Pepper ready to be harvested
Fruiting crops, such as pepper, need to be harvested every few days to ensure continued yield.

* Keep your flower border looking neat by routinely deadheading the spent blossoms from daylilies.

* Cut yarrow (Achillea) plants to the ground after blooming to encourage new growth
and avoid the untidy stage for this plant. The newer hybrids are less likely to become straggly than the species. With pruning shears still in hand, cut back catmint, perennial geraniums, lady’s mantle, and other plants that tend to become disheveled after flowering.

* Promptly remove grapes that appear brown or black and shriveled. These grapes are infected by a fungus that causes a disease called phomopsis.

Some grapes infected
Grapes infected with phomopsis disease should be promptly removed from the vine.

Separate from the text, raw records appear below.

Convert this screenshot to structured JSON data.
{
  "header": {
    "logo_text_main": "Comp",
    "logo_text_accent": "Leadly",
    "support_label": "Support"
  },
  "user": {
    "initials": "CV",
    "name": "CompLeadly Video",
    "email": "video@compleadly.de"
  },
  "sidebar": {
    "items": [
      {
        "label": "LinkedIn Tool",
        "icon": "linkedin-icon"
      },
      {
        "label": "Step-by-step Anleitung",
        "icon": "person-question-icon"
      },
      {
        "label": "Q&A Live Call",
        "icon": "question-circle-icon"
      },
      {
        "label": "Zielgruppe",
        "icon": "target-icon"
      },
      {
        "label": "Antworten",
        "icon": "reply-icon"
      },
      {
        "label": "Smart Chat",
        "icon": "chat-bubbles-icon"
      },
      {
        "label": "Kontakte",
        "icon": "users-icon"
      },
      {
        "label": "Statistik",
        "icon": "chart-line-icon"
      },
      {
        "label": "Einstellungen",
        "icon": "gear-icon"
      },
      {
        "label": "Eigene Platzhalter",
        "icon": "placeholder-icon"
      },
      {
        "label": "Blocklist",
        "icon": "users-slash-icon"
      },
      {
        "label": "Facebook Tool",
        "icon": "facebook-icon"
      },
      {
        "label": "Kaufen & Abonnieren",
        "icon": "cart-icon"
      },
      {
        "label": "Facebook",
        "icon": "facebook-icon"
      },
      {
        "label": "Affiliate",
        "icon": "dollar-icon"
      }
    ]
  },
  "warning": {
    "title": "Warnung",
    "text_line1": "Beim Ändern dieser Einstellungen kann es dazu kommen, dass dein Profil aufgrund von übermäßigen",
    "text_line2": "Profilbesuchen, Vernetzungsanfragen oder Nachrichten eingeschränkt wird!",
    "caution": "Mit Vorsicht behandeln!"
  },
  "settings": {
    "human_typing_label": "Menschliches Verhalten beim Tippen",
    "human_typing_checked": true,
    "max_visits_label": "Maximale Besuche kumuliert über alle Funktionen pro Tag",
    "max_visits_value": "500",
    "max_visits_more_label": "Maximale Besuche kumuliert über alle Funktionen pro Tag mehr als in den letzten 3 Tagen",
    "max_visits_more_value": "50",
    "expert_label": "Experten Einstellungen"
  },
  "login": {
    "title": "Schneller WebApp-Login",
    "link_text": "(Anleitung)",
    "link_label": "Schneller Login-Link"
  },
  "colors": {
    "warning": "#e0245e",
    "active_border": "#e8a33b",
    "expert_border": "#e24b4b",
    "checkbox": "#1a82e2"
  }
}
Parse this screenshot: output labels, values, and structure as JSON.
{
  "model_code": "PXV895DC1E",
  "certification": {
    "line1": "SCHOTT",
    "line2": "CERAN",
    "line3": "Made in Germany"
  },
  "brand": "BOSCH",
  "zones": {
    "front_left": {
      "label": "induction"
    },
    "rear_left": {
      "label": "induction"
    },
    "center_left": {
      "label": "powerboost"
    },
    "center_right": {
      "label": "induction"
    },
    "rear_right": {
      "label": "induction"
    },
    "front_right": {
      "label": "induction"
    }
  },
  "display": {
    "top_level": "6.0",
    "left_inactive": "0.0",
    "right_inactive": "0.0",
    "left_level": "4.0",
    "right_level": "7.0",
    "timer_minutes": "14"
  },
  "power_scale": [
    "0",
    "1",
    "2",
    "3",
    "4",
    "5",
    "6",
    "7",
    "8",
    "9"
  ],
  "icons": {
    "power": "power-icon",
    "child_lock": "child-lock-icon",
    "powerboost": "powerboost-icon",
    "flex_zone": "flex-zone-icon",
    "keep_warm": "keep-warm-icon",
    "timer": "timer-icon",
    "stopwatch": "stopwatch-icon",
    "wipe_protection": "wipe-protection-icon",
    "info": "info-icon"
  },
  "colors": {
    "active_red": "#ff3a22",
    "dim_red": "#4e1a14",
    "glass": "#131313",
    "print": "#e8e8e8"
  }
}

* Monitor plants for disease. With the almost daily rain and very humid weather this month, I expect that certain plant diseases will soon appear if they haven’t already. Powdery mildew may be the most common, appearing on the leaves of a wide range of plants including vine crops, phlox, beebalm, lilac, and ninebark. As the name implies, this disease is characterized by the white powdery appearance of the fungus on plant leaves. On many plants, such as lilac, powdery mildew can appear every year and have little effect other than cosmetic. On other plants, especially vegetables and herbaceous perennials, the disease can cause browning and shriveling of leaves and stems and possibly death of entire plants. There are a number of organic fungicides registered for control of powdery mildew. These may contain potassium bicarbonate, neem oil, and copper or sulfur compounds.


Admittedly, it’s been a looooong time, so I can be excused for not remembering much from the days I took up space in college classrooms. But then, I hardly remember putting my jeans on this morning…………ooops, guess I didn’t. Nevertheless, I do remember a statement by a former biology professor: “Nature abhors a vacuum!” By that he meant that if an organism dies or is removed from a particular site or habitat, another will quickly move in and occupy that space. No one appreciates this natural phenomenon more than a gardener. Pull up spent plants in the vegetable garden and before you can check to see if you laced your shoes, weeds appear in that space.

Buckwheat plants
Buckwheat is an excellent cover crop to fill in vacant garden space, as it retards the invasion of weeds.

A simple solution to this problem is to sow seeds of buckwheat in vacant areas of the garden. (Buckwheat is available at many garden centers or farm stores.) Scatter buckwheat seeds over garden soil and rake the soil lightly to cover the seeds. Buckwheat grows rapidly and creates a dense canopy that shades out any weed that dares invade my garden. Buckwheat matures in just 6 to 8 weeks. Many “experts” recommend turning under buckwheat before it sets seed for fear that hundreds of buckwheat plants will come up next spring. That doesn’t worry me since the plants have a shallow and limited root system, making them easy to pull up. Now excuse me while I lace up my shoes.